Absolutely. In a strange way it was really nice to reset everything. Outside of the pandemic it was a rewarding period of time for those developments in my practice, I’m sure a lot of creatives feel the same way – It felt like starting from scratch. I started using gouache and charcoal quite a bit – it was a nice departure from my normal work and introduced some fresh colours and themes. I also developed work that responded instantly to the pandemic, I was creating pretty much everyday to a strict schedule so I built up a nice body of work.
It’s the first time since college I’ve had that amount of time for research which has defiantly influenced some new methodologies and ways of thinking around my art. I feel that conflict is one of the hardest things to get over as a creative, juggling multiple projects, work and commissions normally means getting any decent body of research done is put on the long finger.

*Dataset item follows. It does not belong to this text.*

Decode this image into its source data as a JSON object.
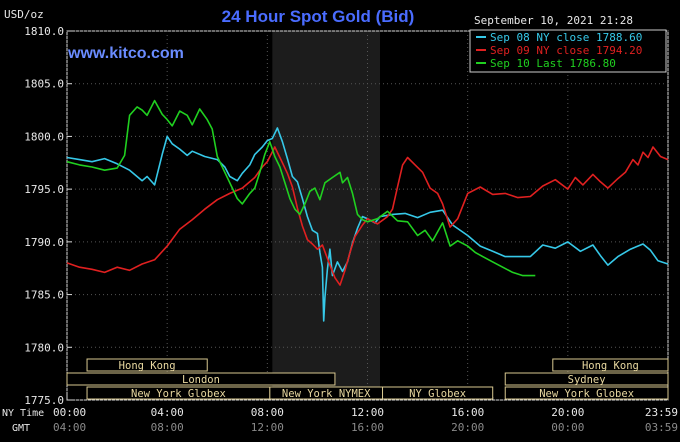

Given the limitations and restrictions of the last few months, did your art making process change at all? If so, do you think this will continue to change how you will make art going forward?
Having a couple of months with those restrictions has certainly influenced a fresh approach to my work. As I mentioned above, I did quite a lot of research over that time and really engaged with some new artists and art forms. I also took some solid time to look back over my portfolio from the last few years, some gems really stood out to me and helped me recuperate some ideas and styles that I had forgotten about.
The methodologies behind a lot of the work have matured; I think there are some really nice fundamental forms and colours that have stayed with me through my work and I’m finding new ways to adapt them and polish up how they are presented. Its exciting!
Do you have any upcoming projects?
I’m working on a solo show, which is set to go ahead in late September of this year. It was originally organised for June of 2020 but the on-going restrictions meant we thought it best to move the show out a bit. The show is the culmination of almost two years work so there are quite a few intricacies to figure out, there are so many developments and stylistic differences I feel there are almost two or three shows in the whole body of work but I’m excited to consolidate it all and see how people respond.
I spent some time revisiting older works through a series of new commissions that I got which stemmed from placing a piece from my grad show into Portobello square – I happened to come across it in storage and completely forgot I had even made it, I thought it should live out its days in public given all galleries and museums were closed at the time. It’s really humbling that people are so involved with the arts during times like these, I guess it stands testament to the function and positive impact on society that art can have particularly during times of insecurity.